Things don't happen all at once. They usually take time. How strange that is. What I am learning now is how to breath. It's not that easy. There is much to overcome.
I haven't made the transition from mind to body. I am feeling bad that I am not doing much for my body. It disgusts me right now and yet, I do nothing. Because I am so exhausted. The spark is not there yet. And I am so hard on myself. I don't know how to not to be hard on myself.
Why did I buy into the bullshit for so long, even though I always really knew the truth? It has been staring me right in the face. We live in a corrupt world and we get caught up with right and wrong in a world that has no justice.
Often, people think they are fighting for a cause and yet, am I too cynical to question it. I've lost family and friends to wars. It was a matter of survival; they were fighting their own wars. It wasn't about ideals. As we've seen with so many wars, the ideals that are fought over are false. It's either about wealth or ego or both. We witness it every day; it surrounds us if we keep our eyes open.

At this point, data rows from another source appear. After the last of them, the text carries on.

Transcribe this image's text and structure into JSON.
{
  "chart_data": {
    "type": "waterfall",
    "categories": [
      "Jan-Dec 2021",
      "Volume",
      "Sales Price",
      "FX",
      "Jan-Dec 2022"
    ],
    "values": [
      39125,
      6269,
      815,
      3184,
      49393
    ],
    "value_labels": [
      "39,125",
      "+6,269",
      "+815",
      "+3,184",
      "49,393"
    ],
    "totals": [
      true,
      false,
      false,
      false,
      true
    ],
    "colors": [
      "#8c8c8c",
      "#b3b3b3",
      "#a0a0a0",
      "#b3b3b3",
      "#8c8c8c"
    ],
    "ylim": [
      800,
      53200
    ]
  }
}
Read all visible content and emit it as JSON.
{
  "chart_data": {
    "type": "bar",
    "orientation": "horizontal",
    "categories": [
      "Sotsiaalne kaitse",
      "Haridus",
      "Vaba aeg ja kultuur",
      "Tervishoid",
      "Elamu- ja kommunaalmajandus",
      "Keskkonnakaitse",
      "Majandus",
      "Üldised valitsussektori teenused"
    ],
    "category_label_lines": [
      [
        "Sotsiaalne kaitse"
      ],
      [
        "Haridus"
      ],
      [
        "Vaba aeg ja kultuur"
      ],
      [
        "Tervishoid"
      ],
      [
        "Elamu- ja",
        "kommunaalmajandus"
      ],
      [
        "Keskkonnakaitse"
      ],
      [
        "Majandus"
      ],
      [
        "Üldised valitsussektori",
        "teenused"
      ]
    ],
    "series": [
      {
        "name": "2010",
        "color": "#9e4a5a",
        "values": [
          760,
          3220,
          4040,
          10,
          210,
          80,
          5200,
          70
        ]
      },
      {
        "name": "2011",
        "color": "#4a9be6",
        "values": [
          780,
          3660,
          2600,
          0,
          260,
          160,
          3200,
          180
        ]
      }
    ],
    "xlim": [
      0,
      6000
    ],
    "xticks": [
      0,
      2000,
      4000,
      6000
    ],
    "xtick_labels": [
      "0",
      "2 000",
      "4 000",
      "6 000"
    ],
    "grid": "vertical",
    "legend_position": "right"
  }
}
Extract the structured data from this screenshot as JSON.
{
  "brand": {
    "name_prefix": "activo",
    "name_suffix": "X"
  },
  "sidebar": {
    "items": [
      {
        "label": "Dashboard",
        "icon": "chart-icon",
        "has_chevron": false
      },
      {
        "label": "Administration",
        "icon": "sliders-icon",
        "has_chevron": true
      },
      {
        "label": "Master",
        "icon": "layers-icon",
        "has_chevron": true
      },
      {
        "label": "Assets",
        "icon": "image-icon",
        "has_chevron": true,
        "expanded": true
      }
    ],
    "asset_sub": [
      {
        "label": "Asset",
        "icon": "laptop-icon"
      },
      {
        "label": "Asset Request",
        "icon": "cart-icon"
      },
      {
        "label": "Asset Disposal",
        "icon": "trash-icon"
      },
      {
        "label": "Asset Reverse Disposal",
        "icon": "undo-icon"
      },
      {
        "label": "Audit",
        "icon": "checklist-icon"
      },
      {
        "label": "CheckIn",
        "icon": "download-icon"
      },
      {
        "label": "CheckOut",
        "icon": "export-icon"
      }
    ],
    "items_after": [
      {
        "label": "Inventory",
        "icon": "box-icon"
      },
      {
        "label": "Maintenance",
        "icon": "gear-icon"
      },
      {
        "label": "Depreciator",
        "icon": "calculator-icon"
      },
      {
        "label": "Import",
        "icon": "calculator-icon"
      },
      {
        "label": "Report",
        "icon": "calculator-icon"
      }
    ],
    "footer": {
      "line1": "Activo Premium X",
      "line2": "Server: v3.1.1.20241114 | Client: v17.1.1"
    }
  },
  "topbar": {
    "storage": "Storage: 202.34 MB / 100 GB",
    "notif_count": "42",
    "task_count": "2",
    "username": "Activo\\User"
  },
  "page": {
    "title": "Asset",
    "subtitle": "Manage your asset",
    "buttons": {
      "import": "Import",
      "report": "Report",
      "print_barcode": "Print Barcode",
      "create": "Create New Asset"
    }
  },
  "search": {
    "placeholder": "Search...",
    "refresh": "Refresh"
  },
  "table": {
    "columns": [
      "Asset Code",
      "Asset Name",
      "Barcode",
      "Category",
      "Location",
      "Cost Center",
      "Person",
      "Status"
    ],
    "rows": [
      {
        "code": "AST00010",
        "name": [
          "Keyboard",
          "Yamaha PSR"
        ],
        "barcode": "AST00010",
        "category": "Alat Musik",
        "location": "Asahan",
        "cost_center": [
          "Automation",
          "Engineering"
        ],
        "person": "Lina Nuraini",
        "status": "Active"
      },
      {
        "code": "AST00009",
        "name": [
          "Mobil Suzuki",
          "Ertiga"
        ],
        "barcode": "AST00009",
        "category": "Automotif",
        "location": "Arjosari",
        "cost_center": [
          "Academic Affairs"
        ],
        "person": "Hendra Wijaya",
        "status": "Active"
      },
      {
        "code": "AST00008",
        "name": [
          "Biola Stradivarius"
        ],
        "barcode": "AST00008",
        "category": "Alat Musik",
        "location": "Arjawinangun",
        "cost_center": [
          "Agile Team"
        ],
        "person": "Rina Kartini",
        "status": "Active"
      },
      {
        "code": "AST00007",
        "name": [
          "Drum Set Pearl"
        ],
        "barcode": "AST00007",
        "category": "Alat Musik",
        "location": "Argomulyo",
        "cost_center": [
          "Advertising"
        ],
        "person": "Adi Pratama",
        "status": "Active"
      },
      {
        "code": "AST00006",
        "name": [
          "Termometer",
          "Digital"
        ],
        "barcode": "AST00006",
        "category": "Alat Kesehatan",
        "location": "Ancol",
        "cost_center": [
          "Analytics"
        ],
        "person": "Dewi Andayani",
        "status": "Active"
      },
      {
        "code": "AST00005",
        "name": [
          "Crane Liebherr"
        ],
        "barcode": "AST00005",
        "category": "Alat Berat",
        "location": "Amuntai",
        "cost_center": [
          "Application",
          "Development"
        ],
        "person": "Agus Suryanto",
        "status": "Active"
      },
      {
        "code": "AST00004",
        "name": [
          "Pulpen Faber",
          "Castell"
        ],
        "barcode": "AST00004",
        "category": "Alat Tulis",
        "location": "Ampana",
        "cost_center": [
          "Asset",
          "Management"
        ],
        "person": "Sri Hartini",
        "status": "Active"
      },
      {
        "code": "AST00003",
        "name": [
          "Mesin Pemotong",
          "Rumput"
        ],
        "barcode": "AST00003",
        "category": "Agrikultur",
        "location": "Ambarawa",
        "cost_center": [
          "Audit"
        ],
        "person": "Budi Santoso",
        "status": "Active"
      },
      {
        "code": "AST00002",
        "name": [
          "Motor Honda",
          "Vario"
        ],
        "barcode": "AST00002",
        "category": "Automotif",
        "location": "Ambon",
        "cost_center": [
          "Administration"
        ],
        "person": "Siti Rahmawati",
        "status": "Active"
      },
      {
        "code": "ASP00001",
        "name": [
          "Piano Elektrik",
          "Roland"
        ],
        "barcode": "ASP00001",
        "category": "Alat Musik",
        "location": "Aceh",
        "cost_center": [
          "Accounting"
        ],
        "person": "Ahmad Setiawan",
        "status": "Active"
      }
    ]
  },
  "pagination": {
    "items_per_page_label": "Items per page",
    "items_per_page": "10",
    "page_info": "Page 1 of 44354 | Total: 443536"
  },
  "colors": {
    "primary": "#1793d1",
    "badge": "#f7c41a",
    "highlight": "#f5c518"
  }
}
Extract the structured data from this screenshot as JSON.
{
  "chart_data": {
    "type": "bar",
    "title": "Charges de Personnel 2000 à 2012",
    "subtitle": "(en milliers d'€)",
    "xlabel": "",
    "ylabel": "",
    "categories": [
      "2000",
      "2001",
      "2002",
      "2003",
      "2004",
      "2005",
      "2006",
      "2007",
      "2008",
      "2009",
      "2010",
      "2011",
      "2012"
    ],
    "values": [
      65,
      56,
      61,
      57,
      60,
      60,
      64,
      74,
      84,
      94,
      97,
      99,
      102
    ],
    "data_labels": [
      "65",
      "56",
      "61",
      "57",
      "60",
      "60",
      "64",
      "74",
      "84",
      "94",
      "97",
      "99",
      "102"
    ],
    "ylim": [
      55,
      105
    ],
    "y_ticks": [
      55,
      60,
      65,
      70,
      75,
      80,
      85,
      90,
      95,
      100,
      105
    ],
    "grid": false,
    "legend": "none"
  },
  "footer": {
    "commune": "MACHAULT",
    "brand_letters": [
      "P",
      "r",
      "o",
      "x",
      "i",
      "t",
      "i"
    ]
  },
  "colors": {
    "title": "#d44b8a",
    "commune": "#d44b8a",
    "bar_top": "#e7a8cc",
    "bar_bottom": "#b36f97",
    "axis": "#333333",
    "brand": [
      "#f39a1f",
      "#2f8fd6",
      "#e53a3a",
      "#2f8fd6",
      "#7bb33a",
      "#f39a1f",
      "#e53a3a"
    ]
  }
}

There are still some noble people who feel they can change it and make it better. If it wasn't for them, we'd all be screwed.
There is no understanding often in families. Children fight with their parents more and more as they get older and become teenagers. They grow resentful of rules and feel oppressed. Men and women marry and yet some struggle to co-exist. Recently, a colleague referred to his wife, the mother of his two children, as the "cow he is now stuck with." Another shared with me that he is on the cusp of a divorce if he doesn't show more interest in his family than his passion around work.
Our world is full of people who care but hypocrisy, unfortunately, is alive and well in our midst. Is there something we can do? Haven't millions already tried? It's all a theatre.
Some of the battles I've fought have been futile. Some at work and some at marriage. Now, I see it clearly and wonder was it worth it? The answer is no. It doesn't matter. It's about learning to know who you are and not compromising.
Does it matter how other people view the world? For the last two years I've felt under appreciated. It was in my own head. Mostly, because people don't know how to communicate and I didn't go around fishing for compliments. I had no idea and went to the depths of self reflection.